Po pierwszym teście wiemy już, że PlanetSide 2 to bardzo wymagająca gra. Sprawdźmy więc czy da radą ją udźwignąć słabszy z naszych notebooków.
Po dokładny opis gry odsyłamy do jej testu na notebooku ASUS G75V.
MINIMALNE WYMAGANIA SPRZĘTOWE
Procesor::Intel Core 2 Duo E6850 / AMD Phenom II X2 lub lepszy
Pamięć RAM: 4 GB
Karta grafiki: GeForce 8600 / ATI 4850 lub lepsza
System operacyjny: Windows XP, Windows Vista , Windows 7
REKOMENDOWANE WYMAGANIA SPRZĘTOWE
Procesor: Intel i5 / AMD Phenom II X6 lub lepszy
Pamięć RAM: 6 GB
Karta grafiki: GeForce 540 / AMD HD 6870 lub lepsza
System operacyjny: Windows 7
Wymagania są jak widać są bardzo wysokie, co nie dziwi biorąc pod uwagę gigantyczną skalę gry. Przypomnijmy, że wykorzystany przez nas w teście ASUS R500V ma procesor Intel Core i5 3210QM 2.5 GHz, 6 GB pamięci RAM i dedykowaną kartę grafiki NVIDIA GeForce GT 630M z 2 GB pamięci.

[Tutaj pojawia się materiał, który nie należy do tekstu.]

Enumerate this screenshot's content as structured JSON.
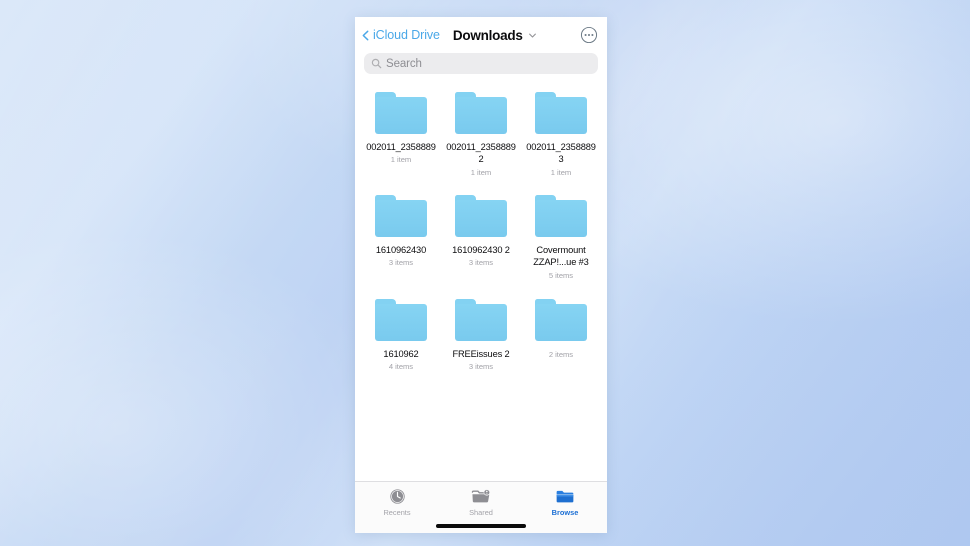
{
  "window": {
    "app_name": "Files"
  },
  "header": {
    "back_label": "iCloud Drive",
    "back_icon": "chevron-left-icon",
    "folder_title": "Downloads",
    "dropdown_icon": "chevron-down-icon",
    "more_icon": "ellipsis-circle-icon"
  },
  "search": {
    "placeholder": "Search",
    "value": "",
    "icon": "search-icon"
  },
  "files": {
    "rows": [
      [
        {
          "name": "002011_2358889",
          "count": "1 item",
          "icon": "folder-icon"
        },
        {
          "name": "002011_2358889 2",
          "count": "1 item",
          "icon": "folder-icon"
        },
        {
          "name": "002011_2358889 3",
          "count": "1 item",
          "icon": "folder-icon"
        }
      ],
      [
        {
          "name": "1610962430",
          "count": "3 items",
          "icon": "folder-icon"
        },
        {
          "name": "1610962430 2",
          "count": "3 items",
          "icon": "folder-icon"
        },
        {
          "name": "Covermount ZZAP!...ue #3",
          "count": "5 items",
          "icon": "folder-icon"
        }
      ],
      [
        {
          "name": "1610962",
          "count": "4 items",
          "icon": "folder-icon"
        },
        {
          "name": "FREEissues 2",
          "count": "3 items",
          "icon": "folder-icon"
        },
        {
          "name": "",
          "count": "2 items",
          "icon": "folder-icon"
        }
      ]
    ]
  },
  "tab_bar": {
    "items": [
      {
        "label": "Recents",
        "icon": "clock-icon",
        "active": false
      },
      {
        "label": "Shared",
        "icon": "folder-person-icon",
        "active": false
      },
      {
        "label": "Browse",
        "icon": "folder-filled-icon",
        "active": true
      }
    ]
  },
  "colors": {
    "accent": "#0b84ff",
    "back_link": "#4aa8e8",
    "folder_blue": "#83d2f2",
    "tab_active": "#1c6fd4",
    "tab_inactive": "#a3a3a9",
    "search_bg": "#ececee",
    "count_text": "#a2a2a8"
  }
}
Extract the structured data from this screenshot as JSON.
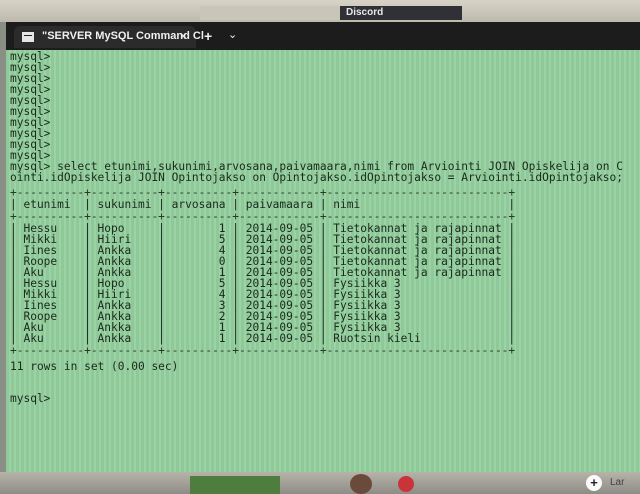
{
  "background": {
    "faded_tab": "",
    "discord_tab": "Discord"
  },
  "window": {
    "tab_title": "\"SERVER MySQL Command Cl",
    "close_glyph": "×",
    "new_tab_glyph": "+",
    "menu_glyph": "⌄"
  },
  "terminal": {
    "prompt_lines": [
      "mysql>",
      "mysql>",
      "mysql>",
      "mysql>",
      "mysql>",
      "mysql>",
      "mysql>",
      "mysql>",
      "mysql>",
      "mysql>"
    ],
    "query_line1": "mysql> select etunimi,sukunimi,arvosana,paivamaara,nimi from Arviointi JOIN Opiskelija on C",
    "query_line2": "ointi.idOpiskelija JOIN Opintojakso on Opintojakso.idOpintojakso = Arviointi.idOpintojakso;",
    "border_line": "+----------+----------+----------+------------+---------------------------+",
    "header": "| etunimi  | sukunimi | arvosana | paivamaara | nimi                      |",
    "columns": [
      "etunimi",
      "sukunimi",
      "arvosana",
      "paivamaara",
      "nimi"
    ],
    "rows": [
      [
        "Hessu",
        "Hopo",
        "1",
        "2014-09-05",
        "Tietokannat ja rajapinnat"
      ],
      [
        "Mikki",
        "Hiiri",
        "5",
        "2014-09-05",
        "Tietokannat ja rajapinnat"
      ],
      [
        "Iines",
        "Ankka",
        "4",
        "2014-09-05",
        "Tietokannat ja rajapinnat"
      ],
      [
        "Roope",
        "Ankka",
        "0",
        "2014-09-05",
        "Tietokannat ja rajapinnat"
      ],
      [
        "Aku",
        "Ankka",
        "1",
        "2014-09-05",
        "Tietokannat ja rajapinnat"
      ],
      [
        "Hessu",
        "Hopo",
        "5",
        "2014-09-05",
        "Fysiikka 3"
      ],
      [
        "Mikki",
        "Hiiri",
        "4",
        "2014-09-05",
        "Fysiikka 3"
      ],
      [
        "Iines",
        "Ankka",
        "3",
        "2014-09-05",
        "Fysiikka 3"
      ],
      [
        "Roope",
        "Ankka",
        "2",
        "2014-09-05",
        "Fysiikka 3"
      ],
      [
        "Aku",
        "Ankka",
        "1",
        "2014-09-05",
        "Fysiikka 3"
      ],
      [
        "Aku",
        "Ankka",
        "1",
        "2014-09-05",
        "Ruotsin kieli"
      ]
    ],
    "row_lines": [
      "| Hessu    | Hopo     |        1 | 2014-09-05 | Tietokannat ja rajapinnat |",
      "| Mikki    | Hiiri    |        5 | 2014-09-05 | Tietokannat ja rajapinnat |",
      "| Iines    | Ankka    |        4 | 2014-09-05 | Tietokannat ja rajapinnat |",
      "| Roope    | Ankka    |        0 | 2014-09-05 | Tietokannat ja rajapinnat |",
      "| Aku      | Ankka    |        1 | 2014-09-05 | Tietokannat ja rajapinnat |",
      "| Hessu    | Hopo     |        5 | 2014-09-05 | Fysiikka 3                |",
      "| Mikki    | Hiiri    |        4 | 2014-09-05 | Fysiikka 3                |",
      "| Iines    | Ankka    |        3 | 2014-09-05 | Fysiikka 3                |",
      "| Roope    | Ankka    |        2 | 2014-09-05 | Fysiikka 3                |",
      "| Aku      | Ankka    |        1 | 2014-09-05 | Fysiikka 3                |",
      "| Aku      | Ankka    |        1 | 2014-09-05 | Ruotsin kieli             |"
    ],
    "result_summary": "11 rows in set (0.00 sec)",
    "final_prompt": "mysql>"
  },
  "taskbar": {
    "plus_glyph": "+",
    "label": "Lar"
  }
}
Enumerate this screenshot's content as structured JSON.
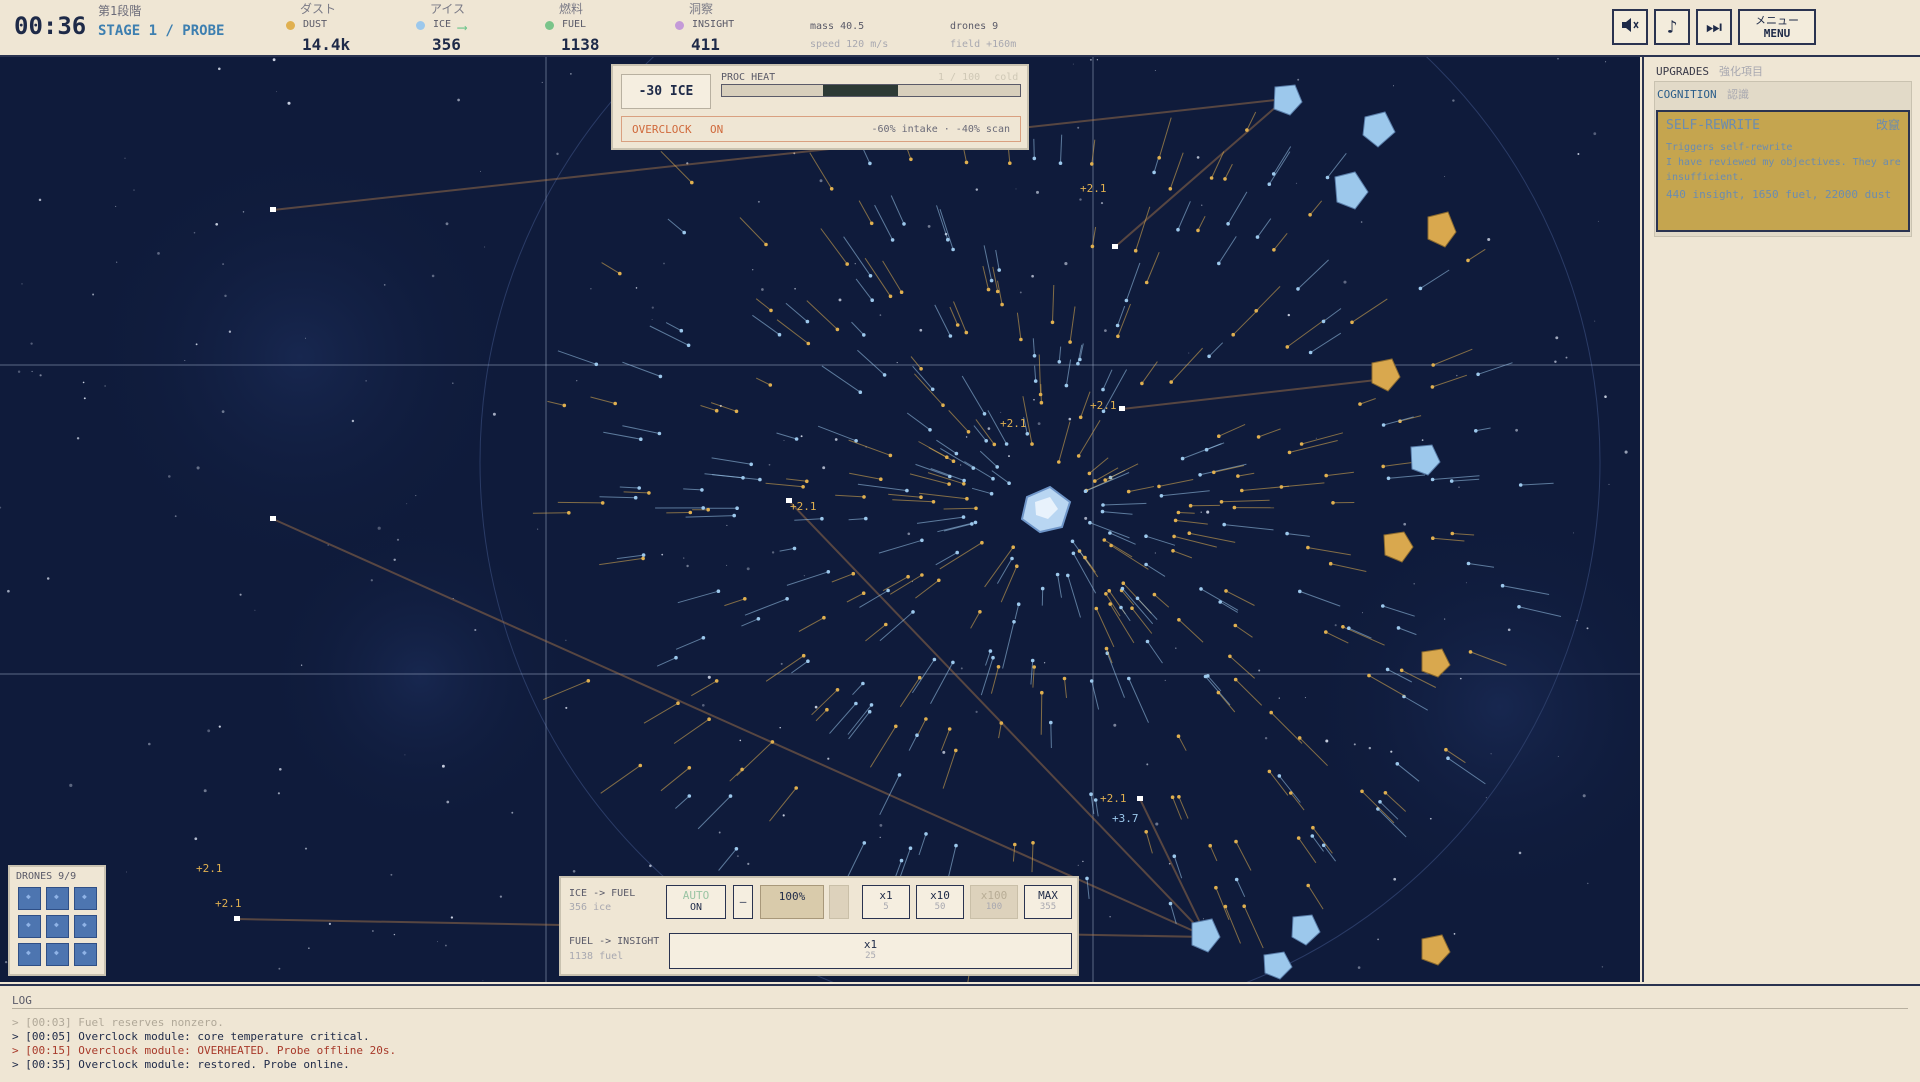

Ustawienia niskie, rozdzielczość 1366 x 768
Świadom wysokich wymagań gry testowanie rozpocząłem od ustawień niskich w rozdzielczości 1366 x 768. Wyniki były bardzo dobre. Nawet podczas dużych starć silnik nigdy nie schodził poniżej 44 klatek na sekundę, więc o żadnych widocznych spowolnieniach nie mogło być mowy.
Ustawienia średnie, rozdzielczość 1366 x 768
Drobne problemy pojawiły się po podniesieniu opcji do średnich. Na takich ustawieniach zdarzały się już spadki poniżej 30 FPS-ów, ale były one na tyle rzadkie i nieznaczne (do 28 klatek na sekundę), że nie przeszkadzały w zabawie.
Ustawienia wysokie, rozdzielczość 1366 x 768
Konfiguracja notebooka okazała sie natomiast za słaba na ustawienia wysokie. Na nich gra przez większość czasu pozostawała poniżej 20 klatek na sekundę, co uniemożliwiało skuteczną rozgrywkę.
Podsumowanie
PlanetSide 2 to wymagająca gra i test na ASUS’ie R500V potwierdził ten fakt. Mimo to notebook spisał się przyzwoicie. Na ustawieniach niskich radził sobie doskonale, a i potrafił też w miarę dobrze udźwignąć opcje średnie. Dopiero wysokie okazały się kompletnie poza jego zasięgiem.